Ketika Abel masih harus dirawat di rumah sakit karena kecelakaan yang dialaminya, diam-diam David melakukan kejutan yang tak terduga untuknya. David menyusun kembali cerita-cerita di diary Abel menjadi sebuah novel.
Tidak banyak yang diubah oleh David. Dia hanya memindahkan tulisan di buku Abel ke bentuk fail di komputer. Tanpa sepengetahuan Abel, dia mengirimkannya ke beberapa penerbit. Sebuah penerbit besar menghubunginya tak lama setelah itu. Semua proses edit sampai naik cetak dan diterbitkan diurus oleh David tanpa pernah ia ceritakan kepada Abel. Sampai hari ini, Abel datang ke acara launching novel karyanya tanpa dia tahu bahwa tulisannya sudah menjadi sebuah novel.

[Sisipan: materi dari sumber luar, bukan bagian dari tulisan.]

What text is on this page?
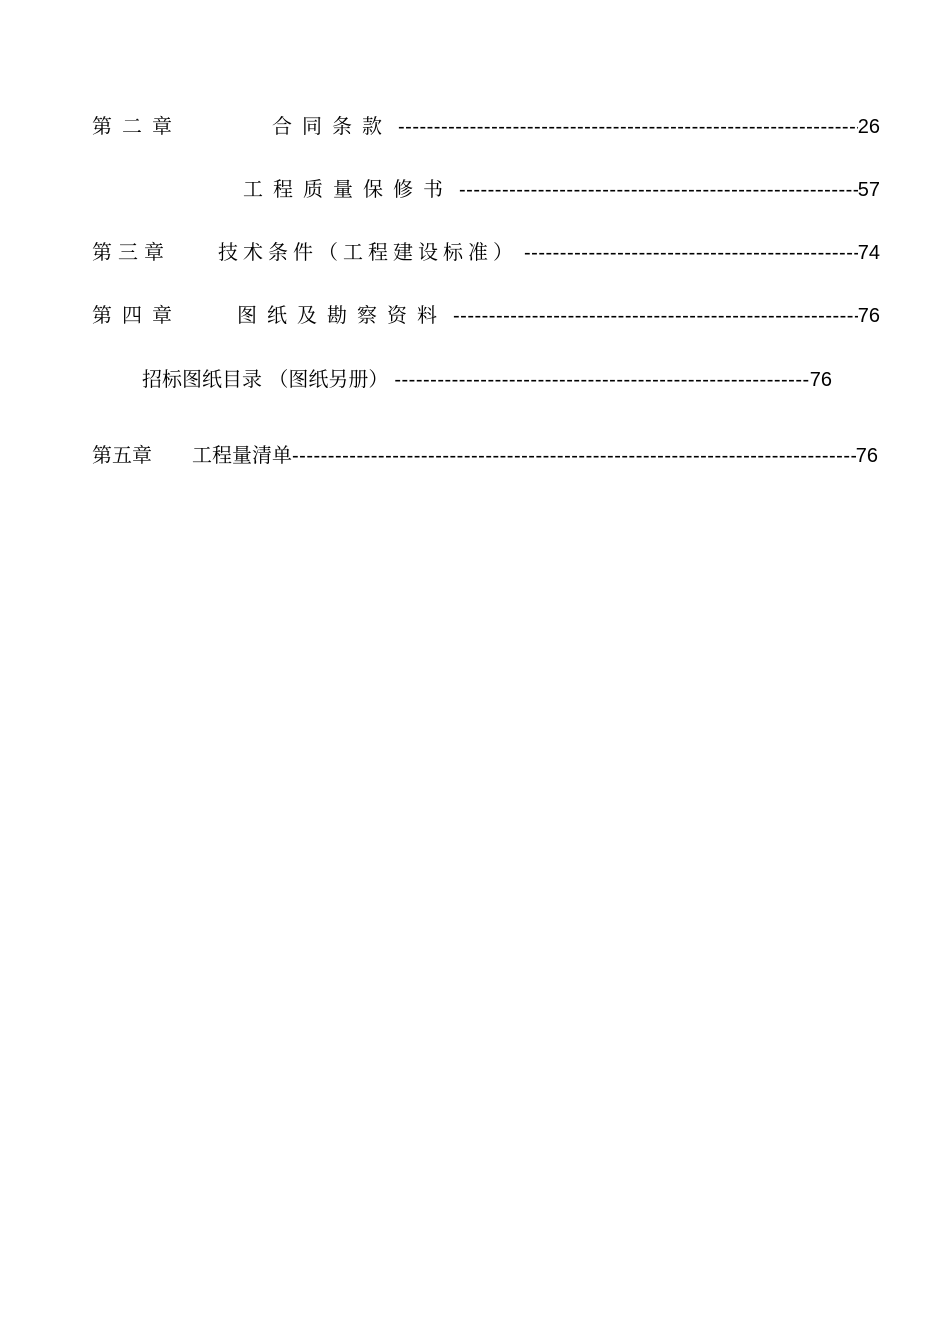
第二章	合同条款 -----	26
工程质量保修书 -----	57
第三章	技术条件（工程建设标准） -----	74
第四章	图纸及勘察资料 -----	76
招标图纸目录 （图纸另册） -----	76
第五章	工程量清单 -----	76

Dav, kamu memang cowok yang ajaib!
Abel kini tengah berbaring di ranjangnya. Ia masih tersenyum mengingat momen hari ini, her first book signing. Saat acara tadi, Abel sering kali salah tingkah melihat orang-orang mengantre untuk meminta tanda tangannya.

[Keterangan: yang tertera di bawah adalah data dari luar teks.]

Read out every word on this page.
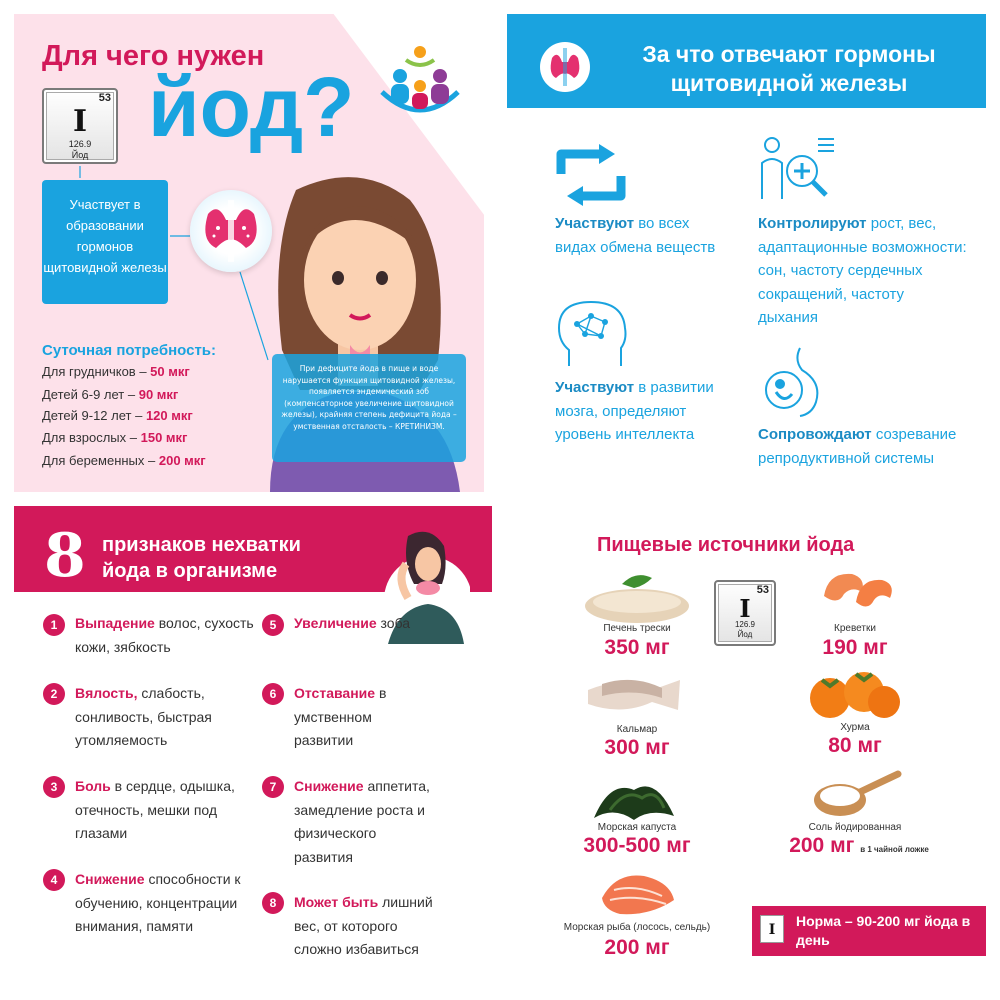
Для чего нужен
йод?
53
I
126.9
Йод
Участвует в образовании гормонов щитовидной железы
Суточная потребность:
Для грудничков – 50 мкг
Детей 6-9 лет – 90 мкг
Детей 9-12 лет – 120 мкг
Для взрослых – 150 мкг
Для беременных – 200 мкг
При дефиците йода в пище и воде нарушается функция щитовидной железы, появляется эндемический зоб (компенсаторное увеличение щитовидной железы), крайняя степень дефицита йода – умственная отсталость – КРЕТИНИЗМ.
За что отвечают гормоны щитовидной железы
Участвуют во всех видах обмена веществ
Контролируют рост, вес, адаптационные возможности: сон, частоту сердечных сокращений, частоту дыхания
Участвуют в развитии мозга, определяют уровень интеллекта	Сопровождают созревание репродуктивной системы
8 признаков нехватки
йода в организме
1	Выпадение волос, сухость кожи, зябкость
2	Вялость, слабость, сонливость, быстрая утомляемость
3	Боль в сердце, одышка, отечность, мешки под глазами
4	Снижение способности к обучению, концентрации внимания, памяти
5	Увеличение зоба
6	Отставание в умственном развитии
7	Снижение аппетита, замедление роста и физического развития
8	Может быть лишний вес, от которого сложно избавиться
Пищевые источники йода
Печень трески
350 мг
53
I
126.9
Йод
Креветки
190 мг
Кальмар
300 мг
Хурма
80 мг
Морская капуста
300-500 мг
Соль йодированная
200 мг в 1 чайной ложке
Морская рыба (лосось, сельдь)
200 мг
Норма – 90-200 мг йода в день
I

Ahhh, thanks God for everything!
Mata Abel melirik ke arah jam, hampir pukul sembilan malam. Jari Abel mengetuk angka-angka di layar ponselnya, lalu ia ketuk lingkaran berwarna hijau.
“Halo? Dav, mau ketemuuu ....”
“Ya, Bel? Cepet banget kangen sama aku?”
“Ge-er! Aku tuh mau ngomelin kamu, tahu! Pokoknya sekarang kamu harus ke taman kompleks aku! Cepetan!”
“Siap Nyonya Asterella!”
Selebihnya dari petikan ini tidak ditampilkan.